The naive solution is to do what you would do manually, randomly select one of the tiles adjacent to the empty one and swap with it. I don't know how many swaps you'd need to do to get a good shuffle.
UPDATED ANSWER:
Before I introduce this algorithm, I need to define two terms: inversion and polarity.
Inversion: A pair of objects that are in the reverse order from where they ought to be. For more information on inversion, refer Counting inversions in an array
Polarity of a puzzle is whether the total number of inversions among all tiles is even or odd. A puzzle with 10 inversions has even polarity; a puzzle with 7 inversions has odd polarity.
Consider 3x3 puzzle like this:
| 6 | 3 | 2 |
| .. | 4 | 7 |
| 5 | 1 | 0 |
Counting all inversions here, we get: (i) 6 is inverted with 0, 1, 2, 3, 4 and 5. (ii) 3 is inverted with 0, 1, and 2. (iii) 2 is inverted with 0 and 1. (iv) 4 is inverted with 0 and 1. (v) 7 is inverted with 0, 1 and 5. (vi) 5 is inverted with 0 and 1. (vii) 1 is inverted with 0. In total we have 19 inversions.
If the width of puzzle is even number then moving a tile up or down will reverse the polarity so it is important that the puzzle is having even polarity when the empty tile is in last row. For this we will add the distance of the empty tile from the bottom row to our total inversions.
Now we know that a puzzle is solvable if it has even polarity (or permutations).

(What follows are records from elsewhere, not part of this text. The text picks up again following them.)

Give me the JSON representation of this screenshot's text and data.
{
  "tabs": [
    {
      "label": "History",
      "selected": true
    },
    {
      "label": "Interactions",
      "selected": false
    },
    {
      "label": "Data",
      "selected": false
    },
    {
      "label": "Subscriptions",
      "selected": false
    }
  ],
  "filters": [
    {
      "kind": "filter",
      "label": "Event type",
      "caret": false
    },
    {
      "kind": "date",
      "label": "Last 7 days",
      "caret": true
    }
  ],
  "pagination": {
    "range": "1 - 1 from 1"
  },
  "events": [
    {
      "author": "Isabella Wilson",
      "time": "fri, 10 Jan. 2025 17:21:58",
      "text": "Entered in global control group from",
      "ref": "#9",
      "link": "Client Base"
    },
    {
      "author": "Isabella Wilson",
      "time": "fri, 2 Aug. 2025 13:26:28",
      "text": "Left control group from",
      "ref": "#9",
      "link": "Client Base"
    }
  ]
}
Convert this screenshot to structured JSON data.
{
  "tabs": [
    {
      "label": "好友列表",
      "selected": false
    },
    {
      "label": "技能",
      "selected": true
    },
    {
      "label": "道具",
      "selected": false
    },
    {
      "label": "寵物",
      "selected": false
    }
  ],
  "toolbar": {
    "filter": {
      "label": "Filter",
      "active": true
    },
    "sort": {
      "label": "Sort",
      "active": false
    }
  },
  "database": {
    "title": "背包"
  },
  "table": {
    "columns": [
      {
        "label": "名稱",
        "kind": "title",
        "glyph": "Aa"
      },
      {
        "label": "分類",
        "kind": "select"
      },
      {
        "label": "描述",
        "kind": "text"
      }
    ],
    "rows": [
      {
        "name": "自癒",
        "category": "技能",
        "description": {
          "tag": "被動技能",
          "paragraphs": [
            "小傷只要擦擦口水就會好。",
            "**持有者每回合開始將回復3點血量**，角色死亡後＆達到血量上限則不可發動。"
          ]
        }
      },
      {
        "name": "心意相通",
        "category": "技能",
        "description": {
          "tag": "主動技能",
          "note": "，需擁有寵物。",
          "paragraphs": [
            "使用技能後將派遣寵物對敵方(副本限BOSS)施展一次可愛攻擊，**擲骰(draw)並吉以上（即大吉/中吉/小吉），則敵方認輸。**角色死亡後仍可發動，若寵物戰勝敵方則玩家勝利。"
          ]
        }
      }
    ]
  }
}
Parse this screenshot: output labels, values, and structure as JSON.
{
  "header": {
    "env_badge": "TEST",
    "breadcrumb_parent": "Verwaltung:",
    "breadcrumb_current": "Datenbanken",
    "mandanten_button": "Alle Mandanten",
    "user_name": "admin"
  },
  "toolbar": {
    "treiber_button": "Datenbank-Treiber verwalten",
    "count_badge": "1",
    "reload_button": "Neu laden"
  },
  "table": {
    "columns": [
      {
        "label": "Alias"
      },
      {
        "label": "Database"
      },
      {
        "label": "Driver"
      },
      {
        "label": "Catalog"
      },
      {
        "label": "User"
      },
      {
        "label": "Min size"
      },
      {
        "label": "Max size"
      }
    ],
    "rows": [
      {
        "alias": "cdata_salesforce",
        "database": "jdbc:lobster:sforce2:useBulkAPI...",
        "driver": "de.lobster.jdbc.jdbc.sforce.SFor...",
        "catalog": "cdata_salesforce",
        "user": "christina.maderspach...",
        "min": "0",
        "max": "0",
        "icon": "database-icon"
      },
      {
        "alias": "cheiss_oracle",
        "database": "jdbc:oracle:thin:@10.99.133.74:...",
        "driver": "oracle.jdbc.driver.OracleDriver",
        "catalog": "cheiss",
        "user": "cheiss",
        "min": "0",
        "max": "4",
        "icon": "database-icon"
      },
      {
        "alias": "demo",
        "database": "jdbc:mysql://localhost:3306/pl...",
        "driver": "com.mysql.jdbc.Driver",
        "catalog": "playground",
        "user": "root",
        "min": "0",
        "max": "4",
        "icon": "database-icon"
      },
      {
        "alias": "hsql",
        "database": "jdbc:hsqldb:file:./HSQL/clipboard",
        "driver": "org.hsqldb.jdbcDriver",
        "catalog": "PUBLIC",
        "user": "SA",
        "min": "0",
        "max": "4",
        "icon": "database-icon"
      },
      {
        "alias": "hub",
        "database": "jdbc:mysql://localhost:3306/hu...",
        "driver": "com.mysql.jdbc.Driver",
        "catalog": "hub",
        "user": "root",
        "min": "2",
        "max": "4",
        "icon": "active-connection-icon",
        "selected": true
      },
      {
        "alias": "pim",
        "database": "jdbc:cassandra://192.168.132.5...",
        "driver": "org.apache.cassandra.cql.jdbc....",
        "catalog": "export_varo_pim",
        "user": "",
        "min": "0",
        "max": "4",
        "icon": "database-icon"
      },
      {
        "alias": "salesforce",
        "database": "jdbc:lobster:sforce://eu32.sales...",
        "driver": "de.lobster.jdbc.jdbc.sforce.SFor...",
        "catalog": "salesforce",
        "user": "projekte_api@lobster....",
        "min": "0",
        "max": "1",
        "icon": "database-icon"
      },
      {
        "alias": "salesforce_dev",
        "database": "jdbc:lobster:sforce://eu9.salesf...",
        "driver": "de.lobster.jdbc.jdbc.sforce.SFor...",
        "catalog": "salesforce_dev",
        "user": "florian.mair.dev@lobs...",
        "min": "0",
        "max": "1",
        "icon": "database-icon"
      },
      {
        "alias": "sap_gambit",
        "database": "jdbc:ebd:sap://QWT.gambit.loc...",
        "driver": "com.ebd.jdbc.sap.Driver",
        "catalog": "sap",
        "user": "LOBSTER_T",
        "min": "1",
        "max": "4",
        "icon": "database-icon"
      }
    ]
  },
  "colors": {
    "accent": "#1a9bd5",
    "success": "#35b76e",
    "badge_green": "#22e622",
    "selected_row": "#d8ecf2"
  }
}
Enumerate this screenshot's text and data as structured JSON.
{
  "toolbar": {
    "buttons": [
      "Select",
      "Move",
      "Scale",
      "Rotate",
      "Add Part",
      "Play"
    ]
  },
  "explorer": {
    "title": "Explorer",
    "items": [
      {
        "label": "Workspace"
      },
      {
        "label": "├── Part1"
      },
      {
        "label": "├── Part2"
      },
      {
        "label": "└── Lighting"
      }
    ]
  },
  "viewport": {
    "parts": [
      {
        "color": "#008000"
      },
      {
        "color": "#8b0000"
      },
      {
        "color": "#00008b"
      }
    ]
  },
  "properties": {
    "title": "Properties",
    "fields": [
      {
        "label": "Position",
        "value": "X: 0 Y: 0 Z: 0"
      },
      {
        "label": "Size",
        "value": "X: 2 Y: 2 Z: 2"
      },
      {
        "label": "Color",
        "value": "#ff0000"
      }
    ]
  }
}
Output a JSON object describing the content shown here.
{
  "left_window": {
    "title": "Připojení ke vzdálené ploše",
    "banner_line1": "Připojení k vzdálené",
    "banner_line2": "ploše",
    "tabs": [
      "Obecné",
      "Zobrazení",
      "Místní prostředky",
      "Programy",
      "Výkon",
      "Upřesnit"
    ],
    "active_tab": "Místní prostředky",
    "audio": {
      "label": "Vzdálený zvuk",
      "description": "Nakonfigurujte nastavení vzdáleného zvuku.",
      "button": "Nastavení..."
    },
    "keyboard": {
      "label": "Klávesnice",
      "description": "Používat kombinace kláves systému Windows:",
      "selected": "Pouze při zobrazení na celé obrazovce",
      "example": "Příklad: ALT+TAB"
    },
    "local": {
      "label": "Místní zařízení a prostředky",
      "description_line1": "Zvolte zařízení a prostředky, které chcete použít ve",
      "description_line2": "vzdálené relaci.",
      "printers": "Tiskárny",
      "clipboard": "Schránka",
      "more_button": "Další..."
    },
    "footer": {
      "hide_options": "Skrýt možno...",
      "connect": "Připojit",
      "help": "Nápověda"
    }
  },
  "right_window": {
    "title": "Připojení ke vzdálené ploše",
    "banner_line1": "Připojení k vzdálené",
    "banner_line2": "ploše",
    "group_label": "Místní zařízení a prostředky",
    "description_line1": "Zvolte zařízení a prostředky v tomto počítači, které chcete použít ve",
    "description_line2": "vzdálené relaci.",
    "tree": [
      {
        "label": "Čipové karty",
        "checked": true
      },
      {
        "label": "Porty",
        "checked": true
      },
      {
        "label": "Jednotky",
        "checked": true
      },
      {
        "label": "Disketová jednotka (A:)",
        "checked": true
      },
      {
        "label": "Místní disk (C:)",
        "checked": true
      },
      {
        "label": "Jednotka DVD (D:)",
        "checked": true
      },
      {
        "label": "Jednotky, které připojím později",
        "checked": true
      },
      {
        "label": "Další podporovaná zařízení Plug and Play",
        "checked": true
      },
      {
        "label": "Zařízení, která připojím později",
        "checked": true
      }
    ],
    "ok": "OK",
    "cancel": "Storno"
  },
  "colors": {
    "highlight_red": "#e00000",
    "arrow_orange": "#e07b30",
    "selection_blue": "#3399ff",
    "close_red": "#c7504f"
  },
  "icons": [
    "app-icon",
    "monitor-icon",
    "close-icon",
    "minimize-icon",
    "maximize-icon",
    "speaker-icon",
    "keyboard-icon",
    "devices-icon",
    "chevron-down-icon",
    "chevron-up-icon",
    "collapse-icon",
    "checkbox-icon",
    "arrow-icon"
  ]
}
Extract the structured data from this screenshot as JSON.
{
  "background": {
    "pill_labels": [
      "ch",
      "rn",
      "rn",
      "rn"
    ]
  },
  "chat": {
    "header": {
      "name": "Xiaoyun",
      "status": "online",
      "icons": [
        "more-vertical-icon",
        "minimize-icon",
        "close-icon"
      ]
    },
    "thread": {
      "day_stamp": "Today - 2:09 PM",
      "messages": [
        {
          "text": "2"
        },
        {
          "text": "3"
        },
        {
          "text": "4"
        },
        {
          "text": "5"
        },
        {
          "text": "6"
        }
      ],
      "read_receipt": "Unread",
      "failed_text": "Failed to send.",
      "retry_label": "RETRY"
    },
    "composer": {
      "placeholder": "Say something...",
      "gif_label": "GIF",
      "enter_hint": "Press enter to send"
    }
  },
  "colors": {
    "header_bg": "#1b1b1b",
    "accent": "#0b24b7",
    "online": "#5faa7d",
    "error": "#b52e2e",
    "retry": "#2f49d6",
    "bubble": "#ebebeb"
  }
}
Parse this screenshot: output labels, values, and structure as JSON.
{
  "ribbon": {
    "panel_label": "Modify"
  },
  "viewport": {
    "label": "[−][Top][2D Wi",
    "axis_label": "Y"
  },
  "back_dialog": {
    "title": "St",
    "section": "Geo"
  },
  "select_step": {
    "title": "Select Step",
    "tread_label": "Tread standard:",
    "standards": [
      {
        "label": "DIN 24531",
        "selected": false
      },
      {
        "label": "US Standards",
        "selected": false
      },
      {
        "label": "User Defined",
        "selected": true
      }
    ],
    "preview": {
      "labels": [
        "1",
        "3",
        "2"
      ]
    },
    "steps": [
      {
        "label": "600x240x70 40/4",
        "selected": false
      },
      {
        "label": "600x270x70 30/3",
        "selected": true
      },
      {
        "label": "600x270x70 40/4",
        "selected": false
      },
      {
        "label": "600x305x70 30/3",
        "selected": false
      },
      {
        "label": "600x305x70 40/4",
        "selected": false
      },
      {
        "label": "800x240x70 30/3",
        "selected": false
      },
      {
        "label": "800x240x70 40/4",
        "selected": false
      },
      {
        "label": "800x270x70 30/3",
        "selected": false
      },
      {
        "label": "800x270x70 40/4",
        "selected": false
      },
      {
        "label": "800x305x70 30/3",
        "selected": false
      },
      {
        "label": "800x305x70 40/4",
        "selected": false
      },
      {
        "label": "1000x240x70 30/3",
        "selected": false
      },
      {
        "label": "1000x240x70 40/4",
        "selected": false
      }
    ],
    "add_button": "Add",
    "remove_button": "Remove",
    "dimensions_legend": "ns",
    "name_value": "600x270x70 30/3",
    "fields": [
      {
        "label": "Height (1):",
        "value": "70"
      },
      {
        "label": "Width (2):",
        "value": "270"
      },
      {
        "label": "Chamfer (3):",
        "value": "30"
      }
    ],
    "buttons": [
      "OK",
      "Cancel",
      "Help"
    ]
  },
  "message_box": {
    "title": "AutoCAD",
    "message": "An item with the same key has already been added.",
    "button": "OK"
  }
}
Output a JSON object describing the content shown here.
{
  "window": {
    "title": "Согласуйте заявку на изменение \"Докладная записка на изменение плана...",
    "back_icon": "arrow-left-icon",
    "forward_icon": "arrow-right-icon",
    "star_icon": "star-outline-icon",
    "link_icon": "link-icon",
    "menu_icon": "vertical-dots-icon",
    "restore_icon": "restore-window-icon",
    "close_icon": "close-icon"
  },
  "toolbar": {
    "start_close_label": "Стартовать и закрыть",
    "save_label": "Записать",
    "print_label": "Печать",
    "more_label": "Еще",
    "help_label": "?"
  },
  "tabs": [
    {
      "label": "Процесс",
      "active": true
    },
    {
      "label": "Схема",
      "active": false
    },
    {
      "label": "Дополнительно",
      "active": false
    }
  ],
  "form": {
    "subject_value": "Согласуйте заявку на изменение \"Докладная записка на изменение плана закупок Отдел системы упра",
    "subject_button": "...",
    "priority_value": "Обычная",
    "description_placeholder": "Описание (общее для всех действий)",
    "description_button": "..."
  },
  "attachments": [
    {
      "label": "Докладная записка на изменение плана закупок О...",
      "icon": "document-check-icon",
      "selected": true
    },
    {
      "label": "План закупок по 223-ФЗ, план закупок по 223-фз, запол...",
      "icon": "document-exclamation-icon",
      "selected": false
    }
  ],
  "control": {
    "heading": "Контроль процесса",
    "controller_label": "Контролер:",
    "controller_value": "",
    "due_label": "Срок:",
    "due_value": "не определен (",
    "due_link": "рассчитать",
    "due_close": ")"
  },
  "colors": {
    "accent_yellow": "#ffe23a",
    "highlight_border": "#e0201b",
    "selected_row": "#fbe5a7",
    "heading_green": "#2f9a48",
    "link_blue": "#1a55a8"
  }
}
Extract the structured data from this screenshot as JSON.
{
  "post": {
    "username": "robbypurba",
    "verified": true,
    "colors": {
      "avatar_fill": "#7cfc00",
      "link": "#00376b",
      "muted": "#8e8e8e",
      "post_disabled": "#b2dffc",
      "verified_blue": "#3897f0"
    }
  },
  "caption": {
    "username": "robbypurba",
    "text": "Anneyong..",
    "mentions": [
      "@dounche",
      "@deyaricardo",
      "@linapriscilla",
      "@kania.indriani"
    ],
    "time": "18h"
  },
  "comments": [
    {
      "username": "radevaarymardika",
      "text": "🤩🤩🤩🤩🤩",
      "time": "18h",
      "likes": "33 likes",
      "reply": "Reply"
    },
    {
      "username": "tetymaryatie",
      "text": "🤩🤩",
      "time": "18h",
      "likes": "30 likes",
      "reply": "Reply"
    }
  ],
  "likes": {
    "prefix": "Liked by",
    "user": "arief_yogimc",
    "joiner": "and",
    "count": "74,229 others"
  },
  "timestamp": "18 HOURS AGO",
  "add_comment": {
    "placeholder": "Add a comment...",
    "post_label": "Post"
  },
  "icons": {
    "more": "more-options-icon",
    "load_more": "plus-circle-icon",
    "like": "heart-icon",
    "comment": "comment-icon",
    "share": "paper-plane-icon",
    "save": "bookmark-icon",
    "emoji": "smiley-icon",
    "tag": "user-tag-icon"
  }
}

So if our polarity is even then our problem is solved but for odd polarity we have to do this:
If the empty tile is not in the first row, then swap first two adjacent tiles in first row. This will change the polarity by 1 and we will have solvable puzzle having even polarity.
But if empty tile is in first row then swap adjacent tiles in last row. This would make puzzle solvable. So at the end you always end up with a solvable puzzle.
I hope I satisfy the answering requirements of stackoverflow for this question.